Allein durch Variation der Bohrung deckte der Ford-V6 zunächst ein Spektrum von 1,8 bis 2,3 Liter Hubraum ab. Das Hubmaß blieb dabei mit 60,14 Millimetern konstant. Beim Vierzylinder erzwang der 60-Grad-Bankwinkel noch den Einsatz einer Ausgleichswelle, um die unausgewogenen Massenkräfte halbwegs unter Kontrolle zu halten.
Beim V6 reichte es dagegen aus, die Pleuel der gegenüberliegenden Zylinder auf versetzten Hubzapfen zu platzieren. So ergab sich eine gleichmäßige Zündfolge und ein vibrationsarmer Lauf. Die Kurbelwelle des Ford-V6 bestand aus GJS, einer speziellen Graugusslegierung, die in ihren mechanischen Eigenschaften einem geschmiedeten Bauteil nahekommt, jedoch billiger zu fertigen ist.
KONSEQUENTES SPARPROGRAMM
Um weitere Kosten zu sparen, opferte Ford gar einen Teil der Leistung: Das zusätzliche Zylinderpaar wurde „seitenverkehrt“ platziert, so dass die Auslasskanäle von je zwei Zylindern pro Bank direkt nebeneinander lagen und – mehr schlecht als recht – mit einem gemeinsamen Abgasrohr auskamen.
Das sparte Material und Geld, doch als Resultat legte der 2,3-Liter-Motor mit einfachem Registervergaser und 108 PS nicht viel Temperament an den Tag. Erst als Ford 1968 beim sportlichen 20M RS Verdichtung und Drehzahl erhöhte, erreichte der 2,3-Liter-V6 selbst mit nur einem Solex-Registervergaser standesgemäßere 125 PS.
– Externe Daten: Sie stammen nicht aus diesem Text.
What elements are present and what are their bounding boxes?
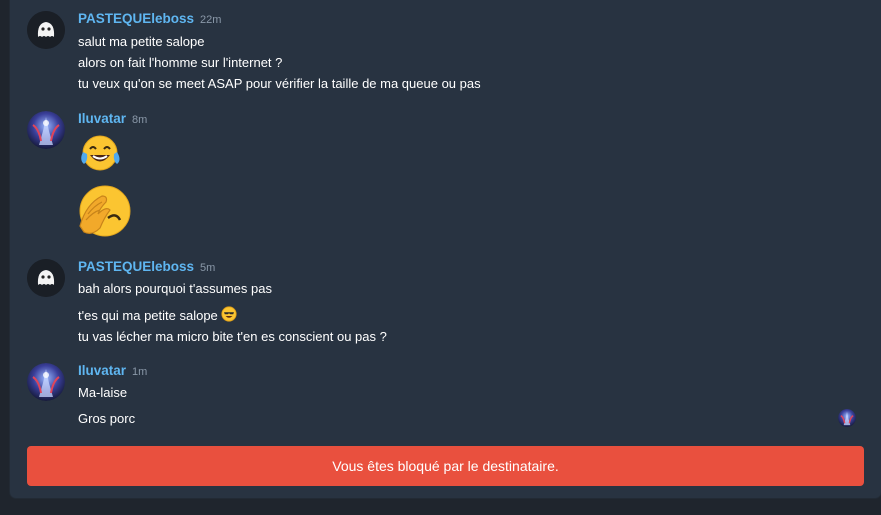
message-line: bah alors pourquoi t'assumes pas bbox=[78, 281, 272, 296]
message-timestamp: 22m bbox=[200, 14, 222, 26]
ghost-avatar[interactable] bbox=[27, 11, 65, 49]
message-author[interactable]: PASTEQUEleboss 5m bbox=[78, 259, 215, 276]
chat-panel bbox=[10, 0, 881, 498]
message-line: Ma-laise bbox=[78, 385, 128, 400]
fantasy-art-avatar[interactable] bbox=[27, 111, 65, 149]
message-timestamp: 5m bbox=[200, 262, 216, 274]
fantasy-art-avatar[interactable] bbox=[27, 363, 65, 401]
message-timestamp: 8m bbox=[132, 114, 148, 126]
message-line: alors on fait l'homme sur l'internet ? bbox=[78, 55, 283, 70]
author-name[interactable]: Iluvatar bbox=[78, 363, 126, 378]
message-line: salut ma petite salope bbox=[78, 34, 205, 49]
author-name[interactable]: PASTEQUEleboss bbox=[78, 11, 194, 26]
message-author[interactable]: Iluvatar 1m bbox=[78, 363, 147, 380]
message-text: t'es qui ma petite salope bbox=[78, 308, 218, 323]
author-name[interactable]: Iluvatar bbox=[78, 111, 126, 126]
message-line: Gros porc bbox=[78, 411, 136, 426]
blocked-banner: Vous êtes bloqué par le destinataire. bbox=[27, 446, 864, 486]
message-author[interactable]: PASTEQUEleboss 22m bbox=[78, 11, 221, 28]
message-line: tu veux qu'on se meet ASAP pour vérifier… bbox=[78, 76, 481, 91]
grinning-sunglasses-emoji bbox=[221, 306, 237, 326]
facepalm-emoji bbox=[78, 184, 132, 243]
message-author[interactable]: Iluvatar 8m bbox=[78, 111, 147, 128]
crying-laughing-emoji bbox=[78, 134, 123, 177]
message-line-with-emoji: t'es qui ma petite salope bbox=[78, 306, 237, 326]
ghost-avatar[interactable] bbox=[27, 259, 65, 297]
message-line: tu vas lécher ma micro bite t'en es cons… bbox=[78, 329, 387, 344]
read-receipt-avatar bbox=[838, 409, 856, 427]
message-timestamp: 1m bbox=[132, 366, 148, 378]
author-name[interactable]: PASTEQUEleboss bbox=[78, 259, 194, 274]
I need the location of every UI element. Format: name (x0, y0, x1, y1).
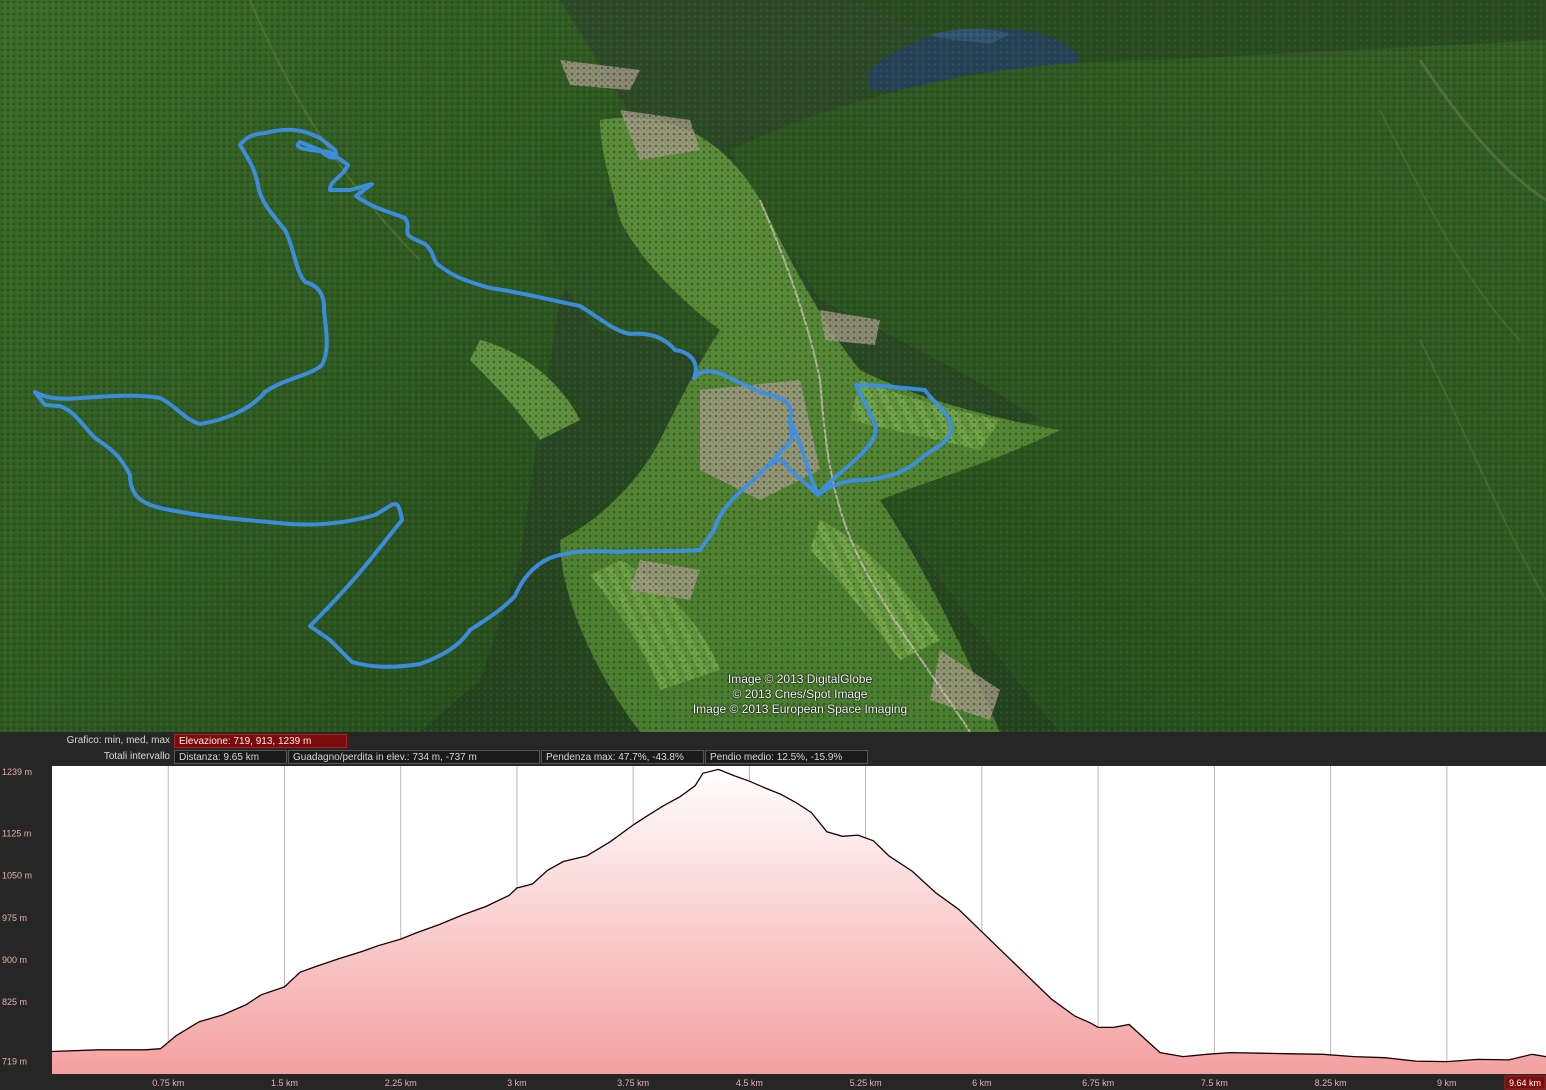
y-tick-label-2: 900 m (2, 955, 27, 965)
y-tick-label-5: 1125 m (2, 828, 31, 838)
imagery-attribution-1: Image © 2013 DigitalGlobe (727, 672, 873, 686)
avg-slope-stat[interactable]: Pendio medio: 12.5%, -15.9% (705, 750, 868, 764)
imagery-attribution-3: Image © 2013 European Space Imaging (692, 702, 908, 716)
x-tick-label-5: 4.5 km (736, 1078, 763, 1088)
x-tick-label-10: 8.25 km (1315, 1078, 1347, 1088)
y-tick-label-1: 825 m (2, 997, 27, 1007)
y-tick-label-4: 1050 m (2, 871, 32, 881)
x-tick-label-6: 5.25 km (850, 1078, 882, 1088)
x-tick-label-11: 9 km (1437, 1078, 1457, 1088)
x-tick-label-0: 0.75 km (152, 1078, 184, 1088)
x-tick-label-2: 2.25 km (385, 1078, 417, 1088)
elevation-stat[interactable]: Elevazione: 719, 913, 1239 m (174, 734, 347, 748)
totals-label: Totali intervallo (103, 751, 170, 762)
terrain-imagery (0, 0, 1546, 732)
end-distance-label: 9.64 km (1509, 1078, 1541, 1088)
elevation-chart[interactable]: 719 m 825 m 900 m 975 m 1050 m 1125 m 1239 m 0… (0, 766, 1546, 1090)
terrain-3d-view[interactable]: Image © 2013 DigitalGlobe © 2013 Cnes/Sp… (0, 0, 1546, 732)
y-tick-label-6: 1239 m (2, 767, 32, 777)
end-distance-marker[interactable]: 9.64 km (1504, 1075, 1546, 1090)
x-tick-label-3: 3 km (507, 1078, 527, 1088)
x-tick-label-4: 3.75 km (617, 1078, 649, 1088)
distance-stat[interactable]: Distanza: 9.65 km (174, 750, 287, 764)
gain-loss-stat[interactable]: Guadagno/perdita in elev.: 734 m, -737 m (288, 750, 540, 764)
imagery-attribution-2: © 2013 Cnes/Spot Image (732, 687, 868, 701)
x-tick-label-9: 7.5 km (1201, 1078, 1228, 1088)
chart-label: Grafico: min, med, max (66, 735, 170, 746)
x-tick-label-8: 6.75 km (1082, 1078, 1114, 1088)
y-tick-label-3: 975 m (2, 913, 27, 923)
y-tick-label-0: 719 m (2, 1057, 27, 1067)
max-slope-stat[interactable]: Pendenza max: 47.7%, -43.8% (541, 750, 704, 764)
x-tick-label-1: 1.5 km (271, 1078, 298, 1088)
x-tick-label-7: 6 km (972, 1078, 992, 1088)
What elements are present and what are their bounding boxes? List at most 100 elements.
Durch weiteres Aufbohren und maßvolle Hubvergrößerung passte Ford den V6 an den Leistungsbedarf der Kundschaft an. 1977 erschien im Granada eine 2,8-Liter-Variante mit 160 PS. Zehn Jahre später gab es für den Scorpio eine 2,9-Liter-Version mit Katalysator, der Cosworth 1991 sogar mit DOHC-Vierventilköpfen auf die Sprünge half.
Der Scorpio V6 24V erreichte damit 195 PS. Am Charakter der großen Ford-Limousinen änderte sich über die Jahre nichts: Sie boten das Prestige eines Sechszylinders zum Preis eines Vierzylinders – ein Schachzug, der allerdings nur solange reizvoll und erfolgreich war, wie der Begri „Premium“ noch allenfalls für Bierwerbung eine Bedeutung besaß und nicht bei Automobilen.